Si sentono dire un sacco di cose sull'IA; si inquadra perfettamente nella scienza moderna, fatta di combinazione di metodo deduttivo ma anche induttivo. Il progresso scientifico non fa salti natura non facit saltus, ma avanza in modo graduale e interconnesso, come si vede nel passaggio dai sistemi esperti all'IA generativa. Questa forza metodologica, basata su rigore e verifica, ha un impatto epocale: è la stessa scienza che, applicata a medicina e agricoltura negli ultimi due secoli, ha portato la popolazione terrestre da 1 miliardo a inizio '800 a oltre 8 miliardi oggi. Ogni scoperta, anche nell'IA, è un tassello di questo continuum.
A dettare il progresso sono i bisogni: cercare di trovare risposte per soddisfarli.

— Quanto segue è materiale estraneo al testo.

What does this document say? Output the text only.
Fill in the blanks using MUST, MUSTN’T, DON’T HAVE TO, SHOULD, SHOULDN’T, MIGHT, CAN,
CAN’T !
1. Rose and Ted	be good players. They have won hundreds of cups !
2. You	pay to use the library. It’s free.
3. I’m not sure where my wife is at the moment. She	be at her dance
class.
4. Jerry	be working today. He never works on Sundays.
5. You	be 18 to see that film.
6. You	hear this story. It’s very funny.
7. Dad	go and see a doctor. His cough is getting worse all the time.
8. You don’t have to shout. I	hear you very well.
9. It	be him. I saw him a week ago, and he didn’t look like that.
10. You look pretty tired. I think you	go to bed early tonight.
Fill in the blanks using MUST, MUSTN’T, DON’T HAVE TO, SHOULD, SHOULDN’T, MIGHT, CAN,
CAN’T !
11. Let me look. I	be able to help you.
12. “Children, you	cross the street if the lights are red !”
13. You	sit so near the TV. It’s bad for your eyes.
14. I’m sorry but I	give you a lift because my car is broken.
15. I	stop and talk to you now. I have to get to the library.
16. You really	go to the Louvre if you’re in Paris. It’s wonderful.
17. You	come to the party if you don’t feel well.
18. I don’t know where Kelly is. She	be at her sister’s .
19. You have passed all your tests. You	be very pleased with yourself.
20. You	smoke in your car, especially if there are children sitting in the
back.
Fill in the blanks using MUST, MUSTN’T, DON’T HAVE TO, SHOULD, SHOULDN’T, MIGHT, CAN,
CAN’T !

Come la scienza, l'IA risponde a un bisogno primario: ottenere una risposta rapida. L'Intelligenza Artificiale colma un vuoto lasciato da un web ormai saturo di pubblicità e spam, offrendo soluzioni zero-click. L'IA generativa sintetizza i contenuti di siti autorevoli in una overview trasformando quest'ultima in un contenuto autonomo. L'utente, soddisfatto, non sente più l'esigenza di visitare il sito originale. Questo mina la centralità dei contenuti SEO-oriented, che rischiano di non contribuire più alla notorietà dei siti. L'IA generativa automatizza i processi che portano a una risposta, tuttavia, il bisogno da cui tutto discende resta prerogativa umana che, insieme al consumo, è il motore di tale evoluzione.
La riserva/presidio di umanità si dice sia affidata all’inviolabile atto umano di controllo e di decisione. Rapporto tra persona ed algoritmo ed il pericolo di un automation bias: la tendenza della persona ad affidarsi acriticamente al risultato. Come prevenire o ridurre l’ancoraggio alla proposta computazionale?
Le soluzioni tecniche sono varie, ma è cruciale notare come l'intelligenza naturale sia da sempre plasmata da meccanismi simili all'intelligenza artificiale. Se riflettiamo sulle fonti che hanno generato e modellato il pensiero umano, libri, scuole, biblioteche, dobbiamo ammettere che anche queste strutture soffrono e hanno sempre sofferto degli stessi problemi oggi attribuiti all'IA. Nel loro complesso condizionano i nostri pensieri, introducendo inevitabilmente dei bias. Alcuni di questi pregiudizi sono così radicati da essere addirittura alla base di conflitti. E ancora, nessuno può negare che studiare in una scuola ispirata a determinate credenze induca profondi bias. In sostanza, il problema del condizionamento e dei bias è intrinseco a ogni sistema di apprendimento e di trasmissione della conoscenza, non solo all'AI.
Nelle distopie di alcuni, quando si parla di IA, viene prefigurato un mondo in cui gli umani perdono la loro centralità.
L'uomo manterrà sempre la sua centralità. Sia che usiamo un bastone o una chatbot, la tecnologia risponde ai nostri bisogni e decisioni, agendo sulla base della nostra volontà. Le macchine rispondono a bisogni umani mutevoli. Se ciò si traduce in comportamenti disumani, la responsabilità è solo nostra, poiché siamo noi a definire il bisogno e a esercitare il potere sull'uso della tecnologia.
La saturazione di pseudo risposte può impedirci di generare buone domande. Mentre i sistemi predittivi si affinano, la nostra capacità di porre domande, secondo alcuni, decresce. In un mondo di dati, e assetato di significato, saper distinguere tra le risposte, ma soprattutto saper porre la domanda giusta è più che un esercizio intellettuale. Secondo alcuni è un’abilità di sopravvivenza.
La saturazione di risposte mediocri ostacola la formulazione di buone domande. L’esercizio critico e la capacità di discernere tra tutte le risposte, siano esse naturali o artificiali, sono le abilità di sopravvivenza per trovare significato.